Plot corrected reflection arrival times in an ${\displaystyle X^{2}}$-${\displaystyle T^{2}}$ plot and determine the depth, dip, and average velocity to the reflector giving the reflection at 0.30 and 0.21 s in Figure 8.19a.

Table 8.19c. ${\displaystyle X^{2}}$-${\displaystyle T^{2}}$ data for profile from A.
${\displaystyle x_{A}}$ ${\displaystyle x_{A}^{2}}$ ${\displaystyle t_{A}}$ ${\displaystyle (\Delta t_{g})_{A}}$ ${\displaystyle t_{AC}}$ ${\displaystyle t_{AC}^{2}}$
100 ${\displaystyle 1\times 10^{4}}$ 0.303 31 0.272 0.0740
200 4 0.305 29 0.276 0.0762
300 9 0.317 32 0.285 0.0812
400 16 0.325 25 0.300 0.0900
500 25 0.334 16 0.318 0.1011
600 36 0.341 13 0.328 0.1076
700 49 0.355 25 0.330 0.1089
 Distances are in meters, traveltimes in seconds, corrections in milliseconds. Underlined values are doubtful.
Table 8.19d. ${\displaystyle X^{2}}$-${\displaystyle T^{2}}$ data for profile from B.
${\displaystyle x_{B}}$ ${\displaystyle x_{B}^{2}}$ ${\displaystyle t_{B}}$ ${\displaystyle (\Delta t_{g})_{B}}$ ${\displaystyle t_{BC}}$ ${\displaystyle t_{BC}^{2}}$
100 ${\displaystyle 11\times 10^{4}}$ 0.211 55 0.156 0.0243
200 4 0.224 47 0.177 0.0313
300 9 0.237 31 0.206 0.0424
400 10 0.251 19 0.232 0.0538
500 25 0.272 22 0.258 0.0666

Solution

Tables 8.19c and 8.19d list the offsets and their squares, the uncorrected times and the correction for each (from Table 8.18a), the corrected times ${\displaystyle t_{AC}}$ and their squares. Table 8.19c is for source ${\displaystyle A}$ , Table 8.19d is for source ${\displaystyle B}$. The ${\displaystyle X^{2}-T^{2}}$ data are plotted in Figure 8.19c. Drawing the best-fit straight lines, we measure the intercepts on the ${\displaystyle t^{2}}$-axis and the slopes.
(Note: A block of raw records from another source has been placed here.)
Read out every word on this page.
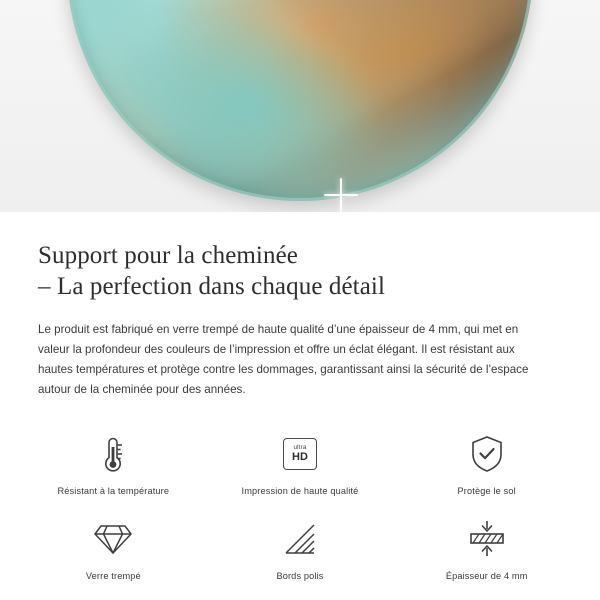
Support pour la cheminée
– La perfection dans chaque détail

Le produit est fabriqué en verre trempé de haute qualité d’une épaisseur de 4 mm, qui met en valeur la profondeur des couleurs de l’impression et offre un éclat élégant. Il est résistant aux hautes températures et protège contre les dommages, garantissant ainsi la sécurité de l’espace autour de la cheminée pour des années.

Résistant à la température
ultra
HD
Impression de haute qualité	Protège le sol
Verre trempé	Bords polis	Épaisseur de 4 mm
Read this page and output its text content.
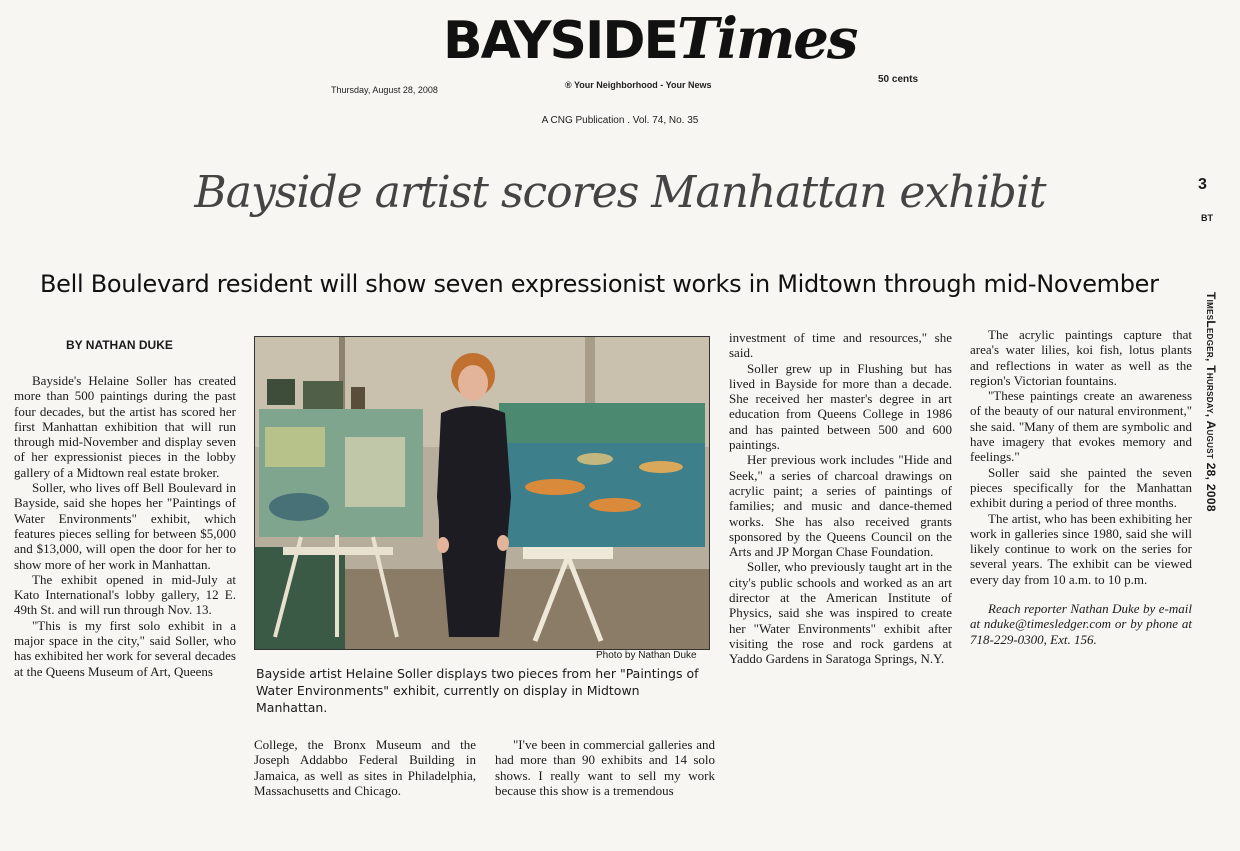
BAYSIDETimes
Thursday, August 28, 2008	® Your Neighborhood - Your News	50 cents
A CNG Publication . Vol. 74, No. 35
3
BT
TimesLedger, Thursday, August 28, 2008
Bayside artist scores Manhattan exhibit
Bell Boulevard resident will show seven expressionist works in Midtown through mid-November
BY NATHAN DUKE

Bayside's Helaine Soller has created more than 500 paintings during the past four decades, but the artist has scored her first Manhattan exhibition that will run through mid-November and display seven of her expressionist pieces in the lobby gallery of a Midtown real estate broker.

Soller, who lives off Bell Boulevard in Bayside, said she hopes her "Paintings of Water Environments" exhibit, which features pieces selling for between $5,000 and $13,000, will open the door for her to show more of her work in Manhattan.

The exhibit opened in mid-July at Kato International's lobby gallery, 12 E. 49th St. and will run through Nov. 13.

"This is my first solo exhibit in a major space in the city," said Soller, who has exhibited her work for several decades at the Queens Museum of Art, Queens

Photo by Nathan Duke
Bayside artist Helaine Soller displays two pieces from her "Paintings of Water Environments" exhibit, currently on display in Midtown Manhattan.

College, the Bronx Museum and the Joseph Addabbo Federal Building in Jamaica, as well as sites in Philadelphia, Massachusetts and Chicago.

"I've been in commercial galleries and had more than 90 exhibits and 14 solo shows. I really want to sell my work because this show is a tremendous

investment of time and resources," she said.

Soller grew up in Flushing but has lived in Bayside for more than a decade. She received her master's degree in art education from Queens College in 1986 and has painted between 500 and 600 paintings.

Her previous work includes "Hide and Seek," a series of charcoal drawings on acrylic paint; a series of paintings of families; and music and dance-themed works. She has also received grants sponsored by the Queens Council on the Arts and JP Morgan Chase Foundation.

Soller, who previously taught art in the city's public schools and worked as an art director at the American Institute of Physics, said she was inspired to create her "Water Environments" exhibit after visiting the rose and rock gardens at Yaddo Gardens in Saratoga Springs, N.Y.

The acrylic paintings capture that area's water lilies, koi fish, lotus plants and reflections in water as well as the region's Victorian fountains.

"These paintings create an awareness of the beauty of our natural environment," she said. "Many of them are symbolic and have imagery that evokes memory and feelings."

Soller said she painted the seven pieces specifically for the Manhattan exhibit during a period of three months.

The artist, who has been exhibiting her work in galleries since 1980, said she will likely continue to work on the series for several years. The exhibit can be viewed every day from 10 a.m. to 10 p.m.

Reach reporter Nathan Duke by e-mail at nduke@timesledger.com or by phone at 718-229-0300, Ext. 156.
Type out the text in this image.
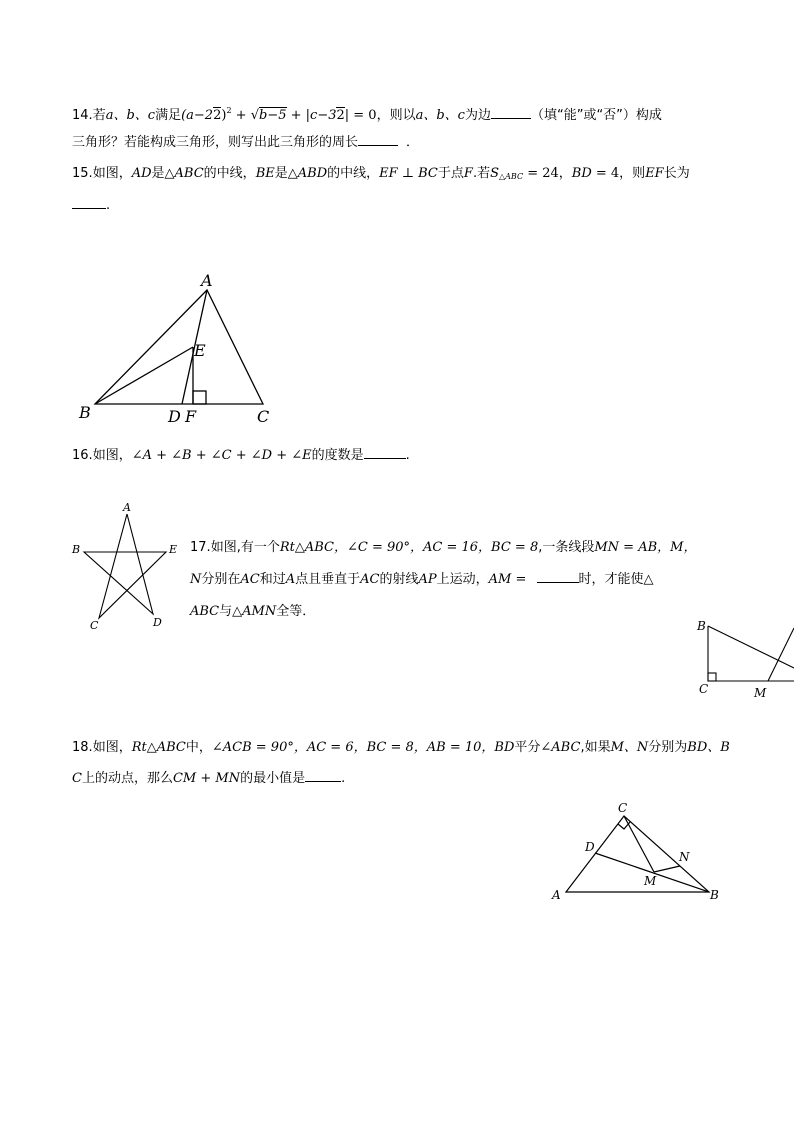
14.若a、b、c满足$(a-22)^2 + √b-5 + |c-32| = 0$，则以a、b、c为边	（填“能”或“否”）构成
三角形？若能构成三角形，则写出此三角形的周长	．
15.如图，AD是△ABC的中线，BE是△ABD的中线，EF ⊥ BC于点F.若$S_{\triangle ABC} = 24$，BD = 4，则EF长为
.
A
B	C
D
E
F
16.如图，∠A + ∠B + ∠C + ∠D + ∠E的度数是	.
A
B
C	D
E 17.如图,有一个Rt△ABC，∠C = 90°，AC = 16，BC = 8,一条线段MN = AB，M，
N分别在AC和过A点且垂直于AC的射线AP上运动，AM =	时，才能使△
ABC与△AMN全等．
B
C	M
18.如图，Rt△ABC中，∠ACB = 90°，AC = 6，BC = 8，AB = 10，BD平分∠ABC,如果M、N分别为BD、B
C上的动点，那么CM + MN的最小值是	.
A	B
C
D
M
N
Assuming that the dip is small so that the factor ${\displaystyle {\rm {\;cos\;}}\xi }$ in equation (4.3a) can be neglected, the reciprocals of the slopes give the velocities squared. The measured results are:

{\displaystyle {\begin{aligned}V_{A}=2.36\,\mathrm {km/s} ,\;t_{i}=0.15\,\mathrm {s} ,\;h_{A}=180\,\mathrm {m} ;\\V_{B}=2.98\,\mathrm {km/s} ,\;t_{i}=0.27\,\mathrm {s} ,\;h_{B}=400\,\mathrm {m} ;\\\mathrm {dip} \ \xi ={\tan }^{-1}\left[\left(400-180\right)/1000\right]=12^{\circ }.\end{aligned}}}

Figure 8.19c.  ${\displaystyle X^{2}}$-${\displaystyle T^{2}}$ graph.